Politicians have also contributed to Pentecostalism's rise by welcoming foreign evangelists. Some, like Ugandan President Yoweri Museveni, seek favour with the televangelist-backed U.S. administration, analysts say.

Others, like Zimbabwe's President Robert Mugabe and Ghana's former president Gerry Rawlings, faced criticism from traditional church leaders and turned to Pentecostal churches to fill a legitimacy gap.

GOD DOLLARS

America's preachers have long grasped the potential material rewards of their spiritual gifts.

Hinn has said he earns up to $1 million a year, lives in a $10 million seaside mansion and owns a private jet. Creflo Dollar, who visited Uganda this month, drives a Rolls Royce.

Africa's preachers are learning fast.

At Uganda's Holy Fire Ministry -- a marquee beside a dirt track near the airport -- hundreds line up for blessings from "Prophet" Pius Muwanguzi, whose purported talents include curing AIDS by touching the forehead.

In the kneeling congregation: a polio victim, a blind man and a girl who lost her phone.

The pastor touches an old woman, she faints. Then out come the collection envelopes. Minimum is 100,000 Uganda shillings, although the poor can give as little as 10,000 to receive a blessing.

Muwanguzi, whose own blessings include a smart suit and a new Toyota Land Cruiser, declined an interview. But his secretary Jackie Kamanyire said payments were voluntary.

"If you feel like sowing a seed, you sow. It comes from your heart. The Prophet cures AIDS, cancer and sickle cell disease with his blessings."

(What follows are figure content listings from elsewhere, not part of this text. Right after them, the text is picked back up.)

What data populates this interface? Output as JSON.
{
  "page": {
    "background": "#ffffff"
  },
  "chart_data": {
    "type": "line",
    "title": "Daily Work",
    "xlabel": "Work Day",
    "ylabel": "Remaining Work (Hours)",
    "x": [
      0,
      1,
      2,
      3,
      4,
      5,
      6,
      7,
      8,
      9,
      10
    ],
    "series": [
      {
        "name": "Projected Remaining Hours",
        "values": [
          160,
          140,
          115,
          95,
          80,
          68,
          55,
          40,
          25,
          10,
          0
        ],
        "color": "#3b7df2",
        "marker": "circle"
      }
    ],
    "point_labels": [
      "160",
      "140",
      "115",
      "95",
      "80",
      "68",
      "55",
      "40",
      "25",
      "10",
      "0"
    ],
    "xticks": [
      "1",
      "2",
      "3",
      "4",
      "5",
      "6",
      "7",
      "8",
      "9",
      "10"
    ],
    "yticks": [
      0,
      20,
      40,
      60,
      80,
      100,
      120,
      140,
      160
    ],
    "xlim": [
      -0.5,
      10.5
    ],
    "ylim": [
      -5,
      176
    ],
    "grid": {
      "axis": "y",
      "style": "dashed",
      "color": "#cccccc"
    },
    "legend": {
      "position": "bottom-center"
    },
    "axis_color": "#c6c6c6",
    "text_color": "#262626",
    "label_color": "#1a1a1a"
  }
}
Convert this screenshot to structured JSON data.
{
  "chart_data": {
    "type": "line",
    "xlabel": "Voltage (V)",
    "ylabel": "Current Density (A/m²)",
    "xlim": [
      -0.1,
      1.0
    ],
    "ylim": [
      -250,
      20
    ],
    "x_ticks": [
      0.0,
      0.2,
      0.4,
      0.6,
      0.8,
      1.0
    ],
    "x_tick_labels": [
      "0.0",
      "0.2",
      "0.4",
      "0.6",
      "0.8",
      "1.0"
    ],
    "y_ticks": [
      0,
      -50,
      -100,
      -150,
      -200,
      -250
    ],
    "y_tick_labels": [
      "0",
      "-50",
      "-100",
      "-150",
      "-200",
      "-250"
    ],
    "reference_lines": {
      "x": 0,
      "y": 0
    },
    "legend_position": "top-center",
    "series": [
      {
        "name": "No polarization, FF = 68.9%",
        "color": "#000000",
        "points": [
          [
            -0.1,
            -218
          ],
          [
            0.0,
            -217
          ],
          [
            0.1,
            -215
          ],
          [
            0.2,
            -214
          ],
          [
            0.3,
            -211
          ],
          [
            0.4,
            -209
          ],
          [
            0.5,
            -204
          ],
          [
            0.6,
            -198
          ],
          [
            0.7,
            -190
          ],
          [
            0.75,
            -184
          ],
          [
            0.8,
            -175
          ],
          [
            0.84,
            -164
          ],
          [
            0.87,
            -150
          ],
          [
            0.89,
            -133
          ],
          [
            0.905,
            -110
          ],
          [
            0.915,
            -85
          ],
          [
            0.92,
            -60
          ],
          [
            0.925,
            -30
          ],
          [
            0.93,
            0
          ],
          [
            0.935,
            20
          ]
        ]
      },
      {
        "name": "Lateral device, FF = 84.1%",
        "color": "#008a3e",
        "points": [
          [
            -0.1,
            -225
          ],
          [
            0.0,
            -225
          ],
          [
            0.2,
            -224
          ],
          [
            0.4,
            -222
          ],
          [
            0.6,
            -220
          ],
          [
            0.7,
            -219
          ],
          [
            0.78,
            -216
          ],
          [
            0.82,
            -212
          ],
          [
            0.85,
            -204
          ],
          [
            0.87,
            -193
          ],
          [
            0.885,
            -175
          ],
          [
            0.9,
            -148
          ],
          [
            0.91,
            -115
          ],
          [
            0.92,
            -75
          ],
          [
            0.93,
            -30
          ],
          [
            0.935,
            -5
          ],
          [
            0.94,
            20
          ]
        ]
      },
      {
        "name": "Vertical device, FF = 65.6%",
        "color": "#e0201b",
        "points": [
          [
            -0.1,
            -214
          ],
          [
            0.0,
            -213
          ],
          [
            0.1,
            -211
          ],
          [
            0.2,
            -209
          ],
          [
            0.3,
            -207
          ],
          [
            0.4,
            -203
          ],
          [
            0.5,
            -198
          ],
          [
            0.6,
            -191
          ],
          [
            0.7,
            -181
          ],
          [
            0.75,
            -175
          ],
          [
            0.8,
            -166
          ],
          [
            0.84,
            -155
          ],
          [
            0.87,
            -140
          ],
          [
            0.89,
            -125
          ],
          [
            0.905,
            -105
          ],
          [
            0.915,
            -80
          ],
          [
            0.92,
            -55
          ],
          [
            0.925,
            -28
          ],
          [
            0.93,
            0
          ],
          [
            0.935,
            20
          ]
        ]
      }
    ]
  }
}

Cameroon's Pierre Anatole Mbezele, who stages miracles at his Yaounde church, gets showered with lavish gifts, including on two occasions a Mercedes Benz.

Francis Adroa gave her car to a Ugandan church promising to cure her of HIV/AIDS. The miracle failed, she got sicker. And she's now a pedestrian.

Moses Malay heads a Ugandan organisation helping what he calls victims of "pulpit fraud" after quitting a church whose pastor claimed divine powers.

"I saw people robbed and I participated. How do they do it? Simple. They instil hope, they nurture it, they reap."

Faith healers insist there is no fraud.

"When I touch someone, I can feel God working through me," said Pastor Luke Jaymin of Kampala's Nakawa Pentecostal Church. "I know it's true."